APD – there are increasing calls to put ‘air’ back into the equation with cut in ‘impractical’ and ‘absurd’ ‘tax on trade’

5 September, 2019

We have been here before, many times in fact and seen no positive movement. However, there is increasing belief that in a post-Brexit environment that the UK government could finally make some changes to its Air Passenger Duty (APD) and reduce the cost of air travel out of the UK.

The unpopular duty is chargeable per passenger flying from UK airports to domestic and international destinations with a band structure, where duty rates vary by destination and by class of travel. First introduced in 1994, it was originally just GBP5 per person for short-haul flights, and GBP10 elsewhere – it now adds GBP13 to the cost of every short-haul ticket and GBP78 for long-haul in economy, rising to GBP176 for long-haul flights in first or business class. It has been a cash cow for the government and what’s more the airlines help collect it on the treasury’s behalf.

The Office of Budget Responsibility expects APD to raise GBP3.7 billion in 2019-20, approximately 0.5% of all receipts and equivalent to around GBP130 per household and 0.2% of national income. When it is broken down it doesn’t sound like a lot of money, but has proven to be a significant impediment to the development of air connectivity.

APD receipts stood at GBP3.4 billion in 2017-18 and are forecast to rise steadily to GBP4.4 billion by 2023-24. That rise is explained by continued growth in air passenger numbers, as well as rising duty rates. In general, the Government has stated that the main rates of APD will continue to be uprated each year in line with RPI inflation and rounded to the nearest GBP1. However, the Government has announced that Band A rates (for short-haul travel over distances of less than 2000 miles) will be frozen in 2019-20 and 2020-21.

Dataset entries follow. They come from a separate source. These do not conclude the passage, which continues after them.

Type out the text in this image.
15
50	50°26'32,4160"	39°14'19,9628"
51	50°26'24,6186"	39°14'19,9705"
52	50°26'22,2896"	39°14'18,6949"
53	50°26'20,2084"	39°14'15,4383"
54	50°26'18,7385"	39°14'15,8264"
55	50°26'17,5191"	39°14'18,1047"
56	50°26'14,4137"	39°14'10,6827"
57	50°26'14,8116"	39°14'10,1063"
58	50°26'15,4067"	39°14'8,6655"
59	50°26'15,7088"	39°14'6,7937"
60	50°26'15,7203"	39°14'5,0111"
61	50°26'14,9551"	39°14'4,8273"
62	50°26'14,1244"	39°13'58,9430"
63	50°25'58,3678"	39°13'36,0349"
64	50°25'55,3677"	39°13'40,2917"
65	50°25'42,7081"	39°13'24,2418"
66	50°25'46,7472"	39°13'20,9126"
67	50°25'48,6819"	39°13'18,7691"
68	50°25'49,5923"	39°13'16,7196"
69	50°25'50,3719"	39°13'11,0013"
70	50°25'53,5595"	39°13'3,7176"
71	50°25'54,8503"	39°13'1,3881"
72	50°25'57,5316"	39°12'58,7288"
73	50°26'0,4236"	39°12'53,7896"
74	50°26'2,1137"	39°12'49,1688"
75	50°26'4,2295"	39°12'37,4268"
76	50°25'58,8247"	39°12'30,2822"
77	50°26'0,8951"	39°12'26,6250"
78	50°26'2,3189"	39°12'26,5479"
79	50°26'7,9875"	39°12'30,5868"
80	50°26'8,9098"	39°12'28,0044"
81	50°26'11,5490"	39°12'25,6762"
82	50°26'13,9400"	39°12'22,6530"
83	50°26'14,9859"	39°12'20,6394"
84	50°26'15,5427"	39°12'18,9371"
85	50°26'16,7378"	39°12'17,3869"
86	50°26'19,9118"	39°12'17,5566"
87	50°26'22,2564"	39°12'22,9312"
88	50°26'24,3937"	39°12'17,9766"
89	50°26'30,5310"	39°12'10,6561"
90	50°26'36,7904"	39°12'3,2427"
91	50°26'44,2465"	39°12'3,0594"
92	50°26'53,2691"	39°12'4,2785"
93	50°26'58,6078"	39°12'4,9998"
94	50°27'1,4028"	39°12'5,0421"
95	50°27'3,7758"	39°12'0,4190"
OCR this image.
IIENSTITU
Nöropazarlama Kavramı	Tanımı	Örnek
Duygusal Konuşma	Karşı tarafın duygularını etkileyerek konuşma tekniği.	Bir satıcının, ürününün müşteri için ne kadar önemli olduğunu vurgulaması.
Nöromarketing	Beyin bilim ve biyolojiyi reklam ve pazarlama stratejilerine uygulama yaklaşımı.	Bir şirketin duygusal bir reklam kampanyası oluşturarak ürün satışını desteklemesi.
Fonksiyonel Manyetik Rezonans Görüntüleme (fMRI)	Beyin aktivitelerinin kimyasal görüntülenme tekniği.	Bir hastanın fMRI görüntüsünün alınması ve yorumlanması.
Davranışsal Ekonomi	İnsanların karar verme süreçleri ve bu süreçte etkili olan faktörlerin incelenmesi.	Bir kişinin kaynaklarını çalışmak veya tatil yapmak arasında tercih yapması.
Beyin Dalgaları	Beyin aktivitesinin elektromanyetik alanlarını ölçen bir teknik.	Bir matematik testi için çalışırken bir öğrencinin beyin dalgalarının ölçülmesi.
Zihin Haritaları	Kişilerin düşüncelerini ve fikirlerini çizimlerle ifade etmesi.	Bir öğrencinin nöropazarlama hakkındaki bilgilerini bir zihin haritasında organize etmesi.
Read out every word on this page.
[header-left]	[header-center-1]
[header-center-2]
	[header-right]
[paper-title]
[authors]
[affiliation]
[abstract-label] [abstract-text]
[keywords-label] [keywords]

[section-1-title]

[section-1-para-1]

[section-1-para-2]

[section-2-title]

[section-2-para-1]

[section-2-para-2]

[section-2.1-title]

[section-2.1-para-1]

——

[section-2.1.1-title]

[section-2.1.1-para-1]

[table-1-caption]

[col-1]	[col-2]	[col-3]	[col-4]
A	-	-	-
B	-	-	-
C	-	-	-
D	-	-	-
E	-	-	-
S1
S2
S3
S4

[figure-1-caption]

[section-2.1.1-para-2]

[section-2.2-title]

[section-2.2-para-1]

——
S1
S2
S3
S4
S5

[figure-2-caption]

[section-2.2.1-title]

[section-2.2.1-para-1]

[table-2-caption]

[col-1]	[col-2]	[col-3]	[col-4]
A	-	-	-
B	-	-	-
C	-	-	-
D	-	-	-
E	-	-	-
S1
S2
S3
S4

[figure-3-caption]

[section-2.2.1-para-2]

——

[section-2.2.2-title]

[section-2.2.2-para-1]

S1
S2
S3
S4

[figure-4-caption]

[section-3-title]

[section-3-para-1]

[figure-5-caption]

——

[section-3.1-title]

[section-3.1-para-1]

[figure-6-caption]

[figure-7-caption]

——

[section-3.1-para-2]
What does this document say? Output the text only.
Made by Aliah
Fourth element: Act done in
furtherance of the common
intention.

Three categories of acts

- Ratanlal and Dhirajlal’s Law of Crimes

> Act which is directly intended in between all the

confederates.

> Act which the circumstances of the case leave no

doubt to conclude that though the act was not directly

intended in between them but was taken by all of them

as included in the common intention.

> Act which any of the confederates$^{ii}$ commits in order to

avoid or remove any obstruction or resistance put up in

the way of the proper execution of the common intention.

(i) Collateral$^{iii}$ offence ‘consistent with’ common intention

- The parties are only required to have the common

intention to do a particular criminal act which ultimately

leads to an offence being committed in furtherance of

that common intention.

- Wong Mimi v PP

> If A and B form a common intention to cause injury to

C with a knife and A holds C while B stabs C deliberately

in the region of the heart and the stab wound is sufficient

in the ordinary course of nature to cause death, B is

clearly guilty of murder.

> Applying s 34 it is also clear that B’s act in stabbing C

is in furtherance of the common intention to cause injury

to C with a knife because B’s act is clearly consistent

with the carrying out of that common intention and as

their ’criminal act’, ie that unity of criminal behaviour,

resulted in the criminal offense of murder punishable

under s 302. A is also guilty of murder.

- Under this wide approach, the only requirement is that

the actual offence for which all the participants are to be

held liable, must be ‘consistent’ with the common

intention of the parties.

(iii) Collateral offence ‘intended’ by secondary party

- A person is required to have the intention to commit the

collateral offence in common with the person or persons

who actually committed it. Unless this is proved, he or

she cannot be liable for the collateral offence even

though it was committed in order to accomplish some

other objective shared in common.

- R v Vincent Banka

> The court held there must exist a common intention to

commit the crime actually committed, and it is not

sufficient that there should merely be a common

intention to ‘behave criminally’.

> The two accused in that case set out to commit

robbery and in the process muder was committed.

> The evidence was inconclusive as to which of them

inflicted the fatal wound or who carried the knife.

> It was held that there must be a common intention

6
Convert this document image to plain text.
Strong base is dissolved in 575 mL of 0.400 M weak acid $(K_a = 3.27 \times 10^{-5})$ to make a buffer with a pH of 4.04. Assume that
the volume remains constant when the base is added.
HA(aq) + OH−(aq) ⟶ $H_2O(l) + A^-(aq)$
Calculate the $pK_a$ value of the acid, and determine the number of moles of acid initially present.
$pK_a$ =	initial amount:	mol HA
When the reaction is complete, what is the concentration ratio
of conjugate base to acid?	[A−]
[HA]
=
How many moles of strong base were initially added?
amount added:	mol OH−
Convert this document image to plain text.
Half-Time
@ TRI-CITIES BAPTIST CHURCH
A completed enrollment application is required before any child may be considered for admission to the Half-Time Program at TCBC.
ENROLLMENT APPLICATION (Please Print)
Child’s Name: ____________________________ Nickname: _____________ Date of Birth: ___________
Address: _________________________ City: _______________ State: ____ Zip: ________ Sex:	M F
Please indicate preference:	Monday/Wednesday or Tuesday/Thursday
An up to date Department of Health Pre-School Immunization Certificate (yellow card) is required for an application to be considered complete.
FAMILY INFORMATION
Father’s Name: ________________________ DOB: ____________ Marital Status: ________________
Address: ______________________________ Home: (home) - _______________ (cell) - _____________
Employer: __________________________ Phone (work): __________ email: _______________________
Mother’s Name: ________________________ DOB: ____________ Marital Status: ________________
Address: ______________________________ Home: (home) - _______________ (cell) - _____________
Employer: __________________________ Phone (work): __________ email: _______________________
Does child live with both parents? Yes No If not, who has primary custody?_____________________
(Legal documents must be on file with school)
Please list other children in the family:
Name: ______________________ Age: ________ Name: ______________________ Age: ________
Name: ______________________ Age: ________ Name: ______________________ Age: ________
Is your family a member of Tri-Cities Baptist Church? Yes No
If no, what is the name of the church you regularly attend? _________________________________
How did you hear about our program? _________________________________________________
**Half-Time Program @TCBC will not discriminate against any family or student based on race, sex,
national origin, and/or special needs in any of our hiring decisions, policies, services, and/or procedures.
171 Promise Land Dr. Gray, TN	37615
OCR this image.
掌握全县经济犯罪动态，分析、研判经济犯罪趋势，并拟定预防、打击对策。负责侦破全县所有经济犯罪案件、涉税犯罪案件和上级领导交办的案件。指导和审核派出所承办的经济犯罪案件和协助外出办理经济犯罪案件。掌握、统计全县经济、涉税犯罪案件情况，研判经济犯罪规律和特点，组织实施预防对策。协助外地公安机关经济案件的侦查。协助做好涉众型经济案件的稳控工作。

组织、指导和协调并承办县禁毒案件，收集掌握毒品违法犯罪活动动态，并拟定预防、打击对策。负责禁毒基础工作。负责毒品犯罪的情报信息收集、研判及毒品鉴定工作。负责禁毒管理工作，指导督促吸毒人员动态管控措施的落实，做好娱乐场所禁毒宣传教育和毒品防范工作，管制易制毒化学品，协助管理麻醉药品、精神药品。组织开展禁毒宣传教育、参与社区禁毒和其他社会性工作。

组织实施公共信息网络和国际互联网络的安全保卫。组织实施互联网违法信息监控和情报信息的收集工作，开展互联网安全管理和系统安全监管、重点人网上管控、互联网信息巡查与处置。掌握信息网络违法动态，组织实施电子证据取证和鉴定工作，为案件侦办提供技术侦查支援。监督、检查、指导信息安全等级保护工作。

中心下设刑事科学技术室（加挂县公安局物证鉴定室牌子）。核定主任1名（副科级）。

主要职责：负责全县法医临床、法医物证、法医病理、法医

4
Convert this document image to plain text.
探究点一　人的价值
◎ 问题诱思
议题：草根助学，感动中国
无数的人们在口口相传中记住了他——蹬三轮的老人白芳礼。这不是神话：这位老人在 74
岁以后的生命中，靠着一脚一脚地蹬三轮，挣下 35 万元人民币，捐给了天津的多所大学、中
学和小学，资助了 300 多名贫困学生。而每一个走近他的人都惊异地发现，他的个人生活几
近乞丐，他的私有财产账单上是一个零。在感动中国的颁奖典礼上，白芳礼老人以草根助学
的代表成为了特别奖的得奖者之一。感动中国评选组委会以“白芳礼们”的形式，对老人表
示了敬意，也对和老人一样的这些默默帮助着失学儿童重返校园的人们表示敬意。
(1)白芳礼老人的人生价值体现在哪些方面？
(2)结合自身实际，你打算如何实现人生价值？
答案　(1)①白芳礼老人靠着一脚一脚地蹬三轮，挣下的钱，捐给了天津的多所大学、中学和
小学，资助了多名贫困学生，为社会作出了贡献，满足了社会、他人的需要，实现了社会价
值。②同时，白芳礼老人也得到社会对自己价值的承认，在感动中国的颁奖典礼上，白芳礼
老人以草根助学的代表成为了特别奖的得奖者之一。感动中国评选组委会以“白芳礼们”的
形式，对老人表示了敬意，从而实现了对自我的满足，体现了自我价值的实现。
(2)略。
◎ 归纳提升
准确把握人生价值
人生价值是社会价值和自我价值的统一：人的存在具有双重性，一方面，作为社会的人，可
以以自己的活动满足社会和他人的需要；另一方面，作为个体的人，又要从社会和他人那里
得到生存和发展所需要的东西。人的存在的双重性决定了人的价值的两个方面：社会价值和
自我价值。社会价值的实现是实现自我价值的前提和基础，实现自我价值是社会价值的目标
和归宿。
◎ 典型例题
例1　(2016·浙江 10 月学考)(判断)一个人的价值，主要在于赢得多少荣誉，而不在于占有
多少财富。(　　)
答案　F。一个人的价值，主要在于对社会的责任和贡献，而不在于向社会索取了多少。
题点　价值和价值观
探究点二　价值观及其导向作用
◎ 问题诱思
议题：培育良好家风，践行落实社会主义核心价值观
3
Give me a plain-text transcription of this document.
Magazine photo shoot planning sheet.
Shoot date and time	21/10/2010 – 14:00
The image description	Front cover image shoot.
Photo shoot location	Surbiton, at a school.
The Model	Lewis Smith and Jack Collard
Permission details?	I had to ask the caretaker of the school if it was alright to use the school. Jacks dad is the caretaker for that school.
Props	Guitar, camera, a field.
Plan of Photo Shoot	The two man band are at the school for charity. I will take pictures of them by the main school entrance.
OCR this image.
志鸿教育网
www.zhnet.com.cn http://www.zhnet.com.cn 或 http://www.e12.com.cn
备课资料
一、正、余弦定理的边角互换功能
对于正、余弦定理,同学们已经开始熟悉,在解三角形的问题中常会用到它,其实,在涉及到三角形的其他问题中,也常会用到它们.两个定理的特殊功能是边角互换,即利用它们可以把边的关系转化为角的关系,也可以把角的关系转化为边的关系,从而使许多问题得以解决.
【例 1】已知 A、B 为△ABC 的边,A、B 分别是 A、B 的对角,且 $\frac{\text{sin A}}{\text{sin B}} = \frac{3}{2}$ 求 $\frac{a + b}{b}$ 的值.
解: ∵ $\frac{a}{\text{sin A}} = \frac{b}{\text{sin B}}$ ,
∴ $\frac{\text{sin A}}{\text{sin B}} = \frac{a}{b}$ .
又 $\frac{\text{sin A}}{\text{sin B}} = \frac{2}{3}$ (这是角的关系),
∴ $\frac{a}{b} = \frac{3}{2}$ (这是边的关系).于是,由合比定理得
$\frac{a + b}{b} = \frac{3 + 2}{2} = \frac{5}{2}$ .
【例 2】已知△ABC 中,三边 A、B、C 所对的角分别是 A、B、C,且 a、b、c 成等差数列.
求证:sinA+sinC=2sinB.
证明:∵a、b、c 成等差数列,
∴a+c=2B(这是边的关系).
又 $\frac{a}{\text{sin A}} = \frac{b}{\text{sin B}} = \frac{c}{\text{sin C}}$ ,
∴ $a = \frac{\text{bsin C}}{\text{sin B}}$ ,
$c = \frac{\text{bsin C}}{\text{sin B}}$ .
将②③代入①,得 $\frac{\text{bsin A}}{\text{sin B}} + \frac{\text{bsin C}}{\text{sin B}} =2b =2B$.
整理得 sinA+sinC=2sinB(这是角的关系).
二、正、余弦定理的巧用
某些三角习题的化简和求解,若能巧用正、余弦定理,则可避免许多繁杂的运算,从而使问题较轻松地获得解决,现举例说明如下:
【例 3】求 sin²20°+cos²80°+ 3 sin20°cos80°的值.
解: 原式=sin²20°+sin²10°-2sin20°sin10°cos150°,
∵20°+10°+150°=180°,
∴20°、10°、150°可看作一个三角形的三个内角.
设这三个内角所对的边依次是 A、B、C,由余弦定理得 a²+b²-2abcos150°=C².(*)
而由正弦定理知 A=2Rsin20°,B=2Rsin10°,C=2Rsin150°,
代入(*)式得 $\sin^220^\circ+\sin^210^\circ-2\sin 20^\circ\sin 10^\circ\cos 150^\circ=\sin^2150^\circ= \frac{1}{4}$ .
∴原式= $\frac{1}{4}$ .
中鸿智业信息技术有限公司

CHART - While worldwide international arrivals increased +6% year-on-year in 2018, the number of people visiting the UK fell in 2018, and that trend has continued across the first five months of 2019Source: CAPA – Centre for Aviation and VisitBritain

Analysis released last month by the ‘A Fair Tax on Flying’ coalition outlined the significant impact that APD will have on businesses hoping to increase international trade after Brexit. As the Government prepares for exiting the EU on 31-Oct-2019, the analysis suggests that the Government will be taking more than a third of the cost of a one-way ticket for flying from UK airports.

It shows that in the week that follows the proposed Brexit date, APD will - on average -form 40% of the cost of a one-way ticket to the 47 nations listed by the Office for National Statistic (ONS) as destinations flown to for business purposes. For many destinations, that level is much higher, reaching 42% of the cost of a ticket to Toronto, 56% to New York, 60% to Tel Aviv and 72% to Dublin.

The high level of APD clearly places the UK at a competitive disadvantage when compared to its European neighbours, and ‘A Fair Tax on Flying’ are calling for an at least 50% reduction in APD. “Having the highest aviation taxes in the world is simply incompatible with boosting international trade and making Britain truly global,” says Simon McNamara, spokesman for the campaign.

Now, a cross party group of Parliamentarians, the All-Party Parliamentary Group on APD has backed reforms to what is the highest tax of its kind in Europe and opening up new opportunities for route growth, both domestic and international. After a month’s long evidence gathering exercise, it claims two thirds of airlines currently operating in the UK would invest in new routes outside of London and the south east if APD was cut by 50%, and nine in ten would invest more in existing routes.

The report concluded: “APD runs counter to many of the government’s stated priorities, including increasing exports and creating jobs; its removal will give Britain’s aviation sector the chance to flourish once more, boosting connectivity and driving economic growth.” It also highlighted “impracticalities and absurdities” in the way APD is collected – such as the fact domestic passengers are penalised twice on return journeys.

It remains unclear if the research will sway the chancellor’s stance. There are once again doubts over the UK’s revised Brexit date as politicians continue to debate over a ‘deal’ or ‘no deal’ departure from Europe. And, while there is evidence in a PwC study that significantly reducing or abolishing APD would create tens of thousands of new jobs and would actually increase the revenues to the Treasury from other taxes so much that it would pay for itself – increasing the amount money flowing into the Exchequer - it seems the GBP3.7 billion income is too much to gamble with.